At mid-day August 8, another leak story broke, much more important than missiles on a patrol boat. The Washington Post reported, with more fear-mongering than factuality, first in its headline “North Korea now making missile-ready nuclear weapons, U.S. analysts say,” even though “now” is already a month ago, maybe, as the story says:

North Korea has successfully produced a miniaturized nuclear warhead that can fit inside its missiles, crossing a key threshold on the path to becoming a full-fledged nuclear power, U.S. intelligence officials have concluded in a confidential assessment.

The analysis, completed last month by the Defense Intelligence Agency, comes on the heels of another intelligence assessment that sharply raises the official estimate for the total number of bombs in the communist country’s atomic arsenal. The United States calculated last month that up to 60 nuclear weapons are now controlled by North Korean leader Kim Jong Un. Some independent experts think the number of bombs is much smaller.

Leaked story, classified intelligence assessment, anonymous sources inside the administration, bring on the prosecutions? Don’t hold your breath. The leak pattern here is all too convenient to an administration that appears hungry for war, and especially this war. The leak pattern here is all too reminiscent of all those weapons of mass destruction (WMDs) that didn’t exist in Iraq.

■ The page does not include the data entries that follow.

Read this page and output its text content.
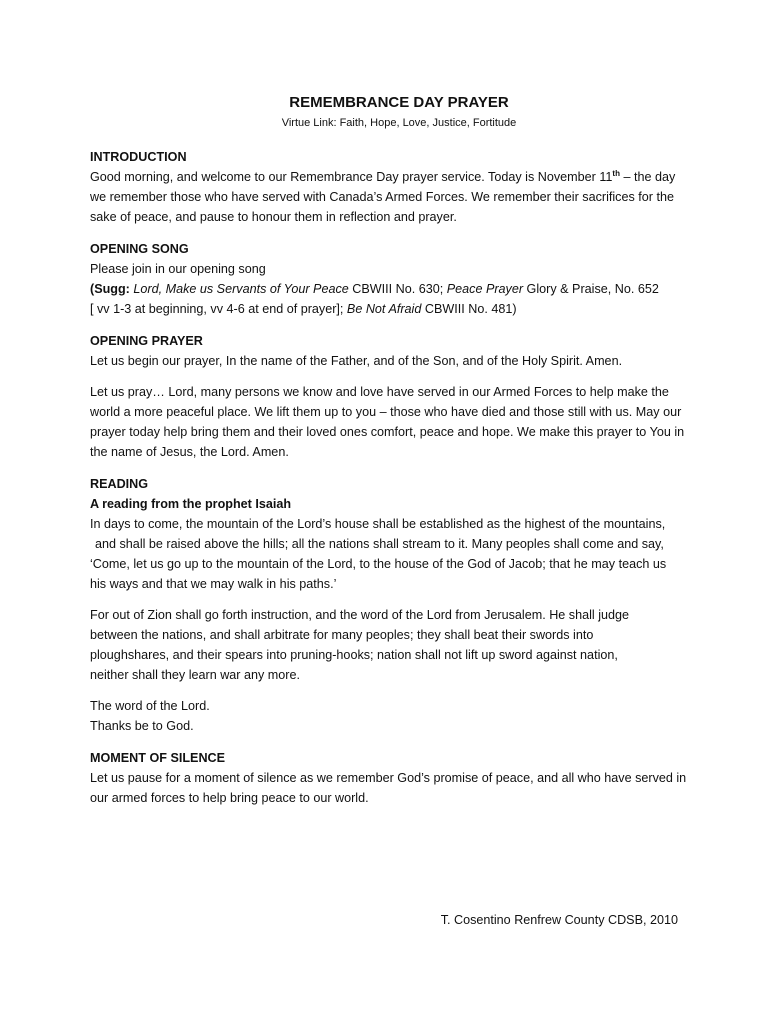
REMEMBRANCE DAY PRAYER
Virtue Link: Faith, Hope, Love, Justice, Fortitude
INTRODUCTION

Good morning, and welcome to our Remembrance Day prayer service. Today is November 11th – the day we remember those who have served with Canada’s Armed Forces. We remember their sacrifices for the sake of peace, and pause to honour them in reflection and prayer.

OPENING SONG

Please join in our opening song

(Sugg: Lord, Make us Servants of Your Peace CBWIII No. 630; Peace Prayer Glory & Praise, No. 652

[ vv 1-3 at beginning, vv 4-6 at end of prayer]; Be Not Afraid CBWIII No. 481)

OPENING PRAYER

Let us begin our prayer, In the name of the Father, and of the Son, and of the Holy Spirit. Amen.

Let us pray… Lord, many persons we know and love have served in our Armed Forces to help make the world a more peaceful place. We lift them up to you – those who have died and those still with us. May our prayer today help bring them and their loved ones comfort, peace and hope. We make this prayer to You in the name of Jesus, the Lord. Amen.

READING
A reading from the prophet Isaiah
In days to come, the mountain of the Lord’s house shall be established as the highest of the mountains,
and shall be raised above the hills; all the nations shall stream to it. Many peoples shall come and say,
‘Come, let us go up to the mountain of the Lord, to the house of the God of Jacob; that he may teach us
his ways and that we may walk in his paths.’
For out of Zion shall go forth instruction, and the word of the Lord from Jerusalem. He shall judge
between the nations, and shall arbitrate for many peoples; they shall beat their swords into
ploughshares, and their spears into pruning-hooks; nation shall not lift up sword against nation,
neither shall they learn war any more.
The word of the Lord.
Thanks be to God.
MOMENT OF SILENCE

Let us pause for a moment of silence as we remember God’s promise of peace, and all who have served in our armed forces to help bring peace to our world.

T. Cosentino Renfrew County CDSB, 2010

If you read beyond the scary hype of the Post’s opening, you’ll learn that the certainty of the headline is not certain at all and might well be yet another government fantasy scare tactic. The Post admits it has not actually seen the Defense Intelligence Agency report. Somebody unnamed read an excerpt to the Post and two “US officials familiar with the assessment” verified its broad conclusions. One of those conclusions, it turns out, is that no one is sure whether North Korea has even tested the warhead that the Post headline claims “North Korea now making.” Better still, and deeper in the story, other anonymous analysts say that North Korea’s ICBM burned on re-entry in last month’s test, which would mean that North Korea does not yet have a missile that can deliver a nuclear warhead. Maybe they’ll have one in a year. Nobody’s talking about how many years it will take for North Korea to have anything like a deterrent threat to counter the US nuclear arsenal of roughly 6,800 nuclear warheads and multiple delivery systems.

This is the arsenal that the US has been threatening the world with since it was much smaller in 1945. The US arsenal is the main reason Russia has an arsenal of equal size and other countries (France, China, Britain, Pakistan, India, and Israel at a minimum) have their own nuclear arsenals to provide some sense of safety that vanishes as soon as the arsenal is used. So North Korea is a rogue state only in the sense that all other nuclear powers are rogue states. The world could live with that; the US could live with that. But if the US chooses, out of pure self-involved tunnel vision, not to live with that, the question then becomes how much of the rest of the world will end up not living with that?

“North Korea best not make any more threats to the United States,” President Trump told reporters gathered at his New Jersey golf club. Speaking with his arms crossed on his chest, and using an unpersuasively tough tone of voice, he added: “They will be met with fire and fury like the world has never seen. He has been very threatening beyond a normal state, and as I said they will be met with fire, fury, and frankly power, the likes of which this world has never seen before. Thank you.”

Oh no, thank YOU, Mr. President, for the perfect remarks to commemorate the anniversaries of the fire and fury the world saw destroy the defenseless civilian populations of Hiroshima and Nagasaki.